Quanto à primeira pergunta, os portugueses foram frequentemente postos na situação de serem percursores do que não se segue. A fulgurante iluminação dos inícios, dos primórdios, do curto-prazo cegou-os frequentemente para as consequências e os desenvolvimentos de longo prazo, sobretudo porque lhes faltaram os cálculos e um corpo forte de comerciantes, de que se auto-privaram com a expulsão dos judeus. Portugal foi um país periférico antes de haver um centro europeu consolidado. Os Portuguese construíram a jangada de pedra séculos antes de o arqueólogo da alma colectiva, José Saramago, a ter descoberto nos escombros da nação. Anteviam que o século XIX, arrogantemente capitalista, os viria a considerar como não verdadeiramente europeus, nem sequer verdadeiramente brancos, sorte que partilharam com espanhóis e irlandeses, apesar de serem senhores de um vasto império colonial. A vocação do seu império era ser subalterno, e assim foi durante grande parte da sua existência. O que de mais precioso passou pelo porto de Lisboa (ouro) seguiu a maior parte das vezes para outras paragens, para a Inglaterra, por exemplo. O que ficou foi o que deu à costa ou foi descarregado no porto por ser internacionalmente menos valioso do ponto de vista da lei do valor capitalista. Mas como o capital é estupidamente reducionista, foi imenso o que ficou – o artesanato intercultural de vidas, culturas, gostos, falares, que passou a circular na sociedade portuguesa e a reproduzir-se com insondável criatividade até hoje. A propósito, há algum outro país europeu onde o primeiro-ministro--um dos mais brilhantes da União Europeia-- tenha tão abundante sangue asiático? Abundou o que não interessava ao capital, mas enriqueceu a cultura, mestiçou gentes e paladares, gerou a saudade de ter estado em casa em tantos lugares fora de casa, de estar sempre a ir e voltar sem se levantar do sofá da sala. Enquanto outros países se dilaceraram em distinções entre campo e cidade, entre religião A e religião B, entre língua C e língua D, Portugal ficou para sempre entre o mar e a terra. Até hoje. Um país de costas para o mais útil porque o infinito do mar é mais sedutor.

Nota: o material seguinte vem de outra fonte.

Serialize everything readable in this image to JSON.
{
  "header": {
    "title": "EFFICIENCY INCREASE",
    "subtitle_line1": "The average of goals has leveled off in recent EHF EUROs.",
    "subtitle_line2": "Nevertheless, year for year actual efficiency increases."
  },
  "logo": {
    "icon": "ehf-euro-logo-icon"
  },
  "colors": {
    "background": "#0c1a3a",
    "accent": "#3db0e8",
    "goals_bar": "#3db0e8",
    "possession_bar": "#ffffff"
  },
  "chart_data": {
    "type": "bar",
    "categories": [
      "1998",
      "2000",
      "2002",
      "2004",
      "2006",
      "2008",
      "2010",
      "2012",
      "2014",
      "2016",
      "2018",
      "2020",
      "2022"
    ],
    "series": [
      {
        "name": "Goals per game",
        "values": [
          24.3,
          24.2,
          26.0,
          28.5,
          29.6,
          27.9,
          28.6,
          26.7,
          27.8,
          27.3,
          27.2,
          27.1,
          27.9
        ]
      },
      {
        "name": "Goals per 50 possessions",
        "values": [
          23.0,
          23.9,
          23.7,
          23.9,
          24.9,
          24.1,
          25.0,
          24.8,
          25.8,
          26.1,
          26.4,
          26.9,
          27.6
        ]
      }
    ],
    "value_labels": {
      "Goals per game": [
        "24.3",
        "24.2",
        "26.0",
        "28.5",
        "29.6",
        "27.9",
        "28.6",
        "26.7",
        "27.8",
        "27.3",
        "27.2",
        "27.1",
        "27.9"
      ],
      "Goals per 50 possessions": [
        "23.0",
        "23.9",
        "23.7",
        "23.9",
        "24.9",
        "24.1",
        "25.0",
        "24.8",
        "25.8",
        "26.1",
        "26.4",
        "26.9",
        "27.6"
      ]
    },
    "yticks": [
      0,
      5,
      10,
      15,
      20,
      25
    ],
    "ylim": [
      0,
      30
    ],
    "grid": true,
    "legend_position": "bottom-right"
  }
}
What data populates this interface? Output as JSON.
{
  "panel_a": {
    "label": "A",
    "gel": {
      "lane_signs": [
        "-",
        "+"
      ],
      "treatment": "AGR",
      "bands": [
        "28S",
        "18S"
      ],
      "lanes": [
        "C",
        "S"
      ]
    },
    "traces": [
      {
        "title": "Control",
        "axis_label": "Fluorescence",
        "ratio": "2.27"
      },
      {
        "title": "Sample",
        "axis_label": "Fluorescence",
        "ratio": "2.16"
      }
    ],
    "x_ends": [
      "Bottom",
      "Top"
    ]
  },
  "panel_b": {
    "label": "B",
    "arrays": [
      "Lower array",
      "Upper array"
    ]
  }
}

Quanto à segunda pergunta, a culpa colonial foge a todos os determinismos históricos porque não foi o colonialismo que contribuiu para modernizar Portugal, foi antes o fim do colonialismo. A Revolução do 25 de Abril de 1974 foi o resultado do colonialismo virado do avesso, duplamente anti-colonial, porque libertou tanto o colonizado como o colonizador. Mas, por essa razão, só em pequena parte foi obra dos portugueses. A maior parte dessa obra deve-se ao sacrifício heroico dos povos em luta contra o colonialismo português, muitas vezes com armas na mão, pelo menos desde 1961, arriscando massacres e destruições por mensagens de chumbo e de napalm. É o mais fenomenal caso de mestiçagem libertadora pois, sem a luta heroica dos libertadores das colónias, talvez os portugueses não tivessem conseguido libertar-se com tanto radicalismo do ditador do atraso. A comparação com a transição na vizinha Espanha a partir de 1976 é inescapável.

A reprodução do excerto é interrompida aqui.